Выбрать главу

Coraz bardziej upodobniałem się do ojca.

* * *

Cyd włożyła długą zieloną suknię z chińskiego jedwabiu – sięgającą pod samą szyję, obcisłą niczym druga skóra – najwspanialszą suknię, jaką widziałem w życiu.

Nie zrobiła nic z włosami – ściągnęła je po prostu w koński ogon i tak mi się podobało, bo lepiej widać było jej twarz.

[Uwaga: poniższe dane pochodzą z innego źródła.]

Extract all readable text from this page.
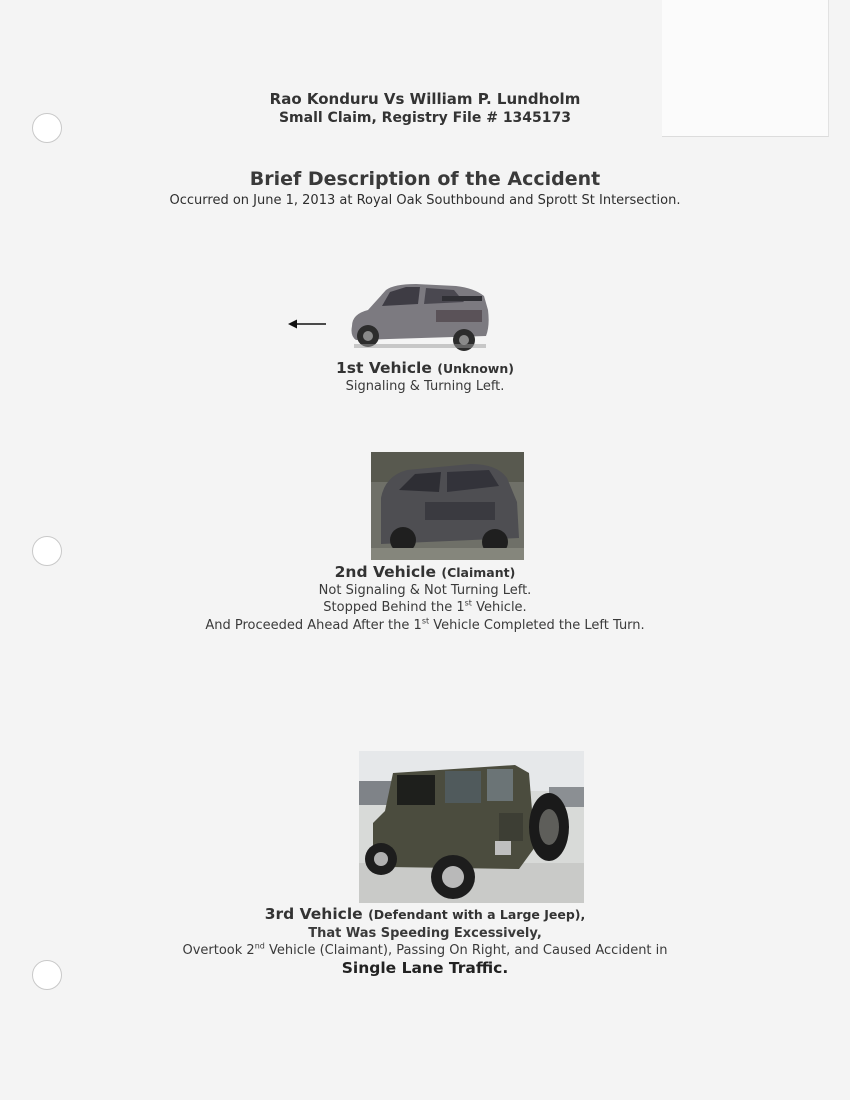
Rao Konduru Vs William P. Lundholm
Small Claim, Registry File # 1345173
Brief Description of the Accident
Occurred on June 1, 2013 at Royal Oak Southbound and Sprott St Intersection.
1st Vehicle (Unknown)
Signaling & Turning Left.
2nd Vehicle (Claimant)
Not Signaling & Not Turning Left.
Stopped Behind the 1st Vehicle.
And Proceeded Ahead After the 1st Vehicle Completed the Left Turn.
3rd Vehicle (Defendant with a Large Jeep),
That Was Speeding Excessively,
Overtook 2nd Vehicle (Claimant), Passing On Right, and Caused Accident in
Single Lane Traffic.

Na ogół dopiero po fakcie uświadamiamy sobie, jak bardzo byliśmy w danym momencie szczęśliwi. Jednak od czasu do czasu, jeśli mamy fart, zdajemy sobie z tego sprawę od razu. I wiedziałem, że tak właśnie wygląda szczęście. Nie w załzawionej retrospekcji albo jakiejś bliżej nieokreślonej przyszłości, lecz tu i teraz, w zielonej sukni.

– Zaczekaj chwilę – powiedziałem do Cyd, kiedy wysiedliśmy z taksówki przed hotelem.

Wziąłem jej ręce w swoje i stanęliśmy w milczeniu przy tętniącej ruchem Park Lane. Za naszymi plecami połyskiwały ścięte mrozem trawniki Hyde Parku.

– Co się stało? – zapytała.

– Nic – odparłem. – W tym rzecz.

Wiedziałem, że nigdy nie zapomnę tego, jak wyglądała owej nocy, wiedziałem, że nigdy nie zapomnę jej zielonej chińskiej sukni. I chciałem czegoś więcej, niż nacieszyć się tą chwilą, chciałem ją zatrzymać w czasie, by móc przypomnieć ją sobie później, kiedy dobiegnie końca.

– W porządku? – zapytała z uśmiechem.

– W porządku – odparłem i dopiero teraz dołączyliśmy do roześmianego tłumu w smokingach i balowych sukniach, który spieszył na ceremonię rozdania nagród.

* * *

– A najlepszym debiutantem jest… – Prześliczna prezenterka pogody zmagała się przez chwilę z kopertą. -…Eamon Fish.

Eamon wstał z miejsca. Lekko pijany i uśmiechnięty, wyglądał na bardziej zadowolonego, niż chciałby to okazywać w obecności tylu kamer. Przechodząc, uściskał mnie z autentycznym entuzjazmem.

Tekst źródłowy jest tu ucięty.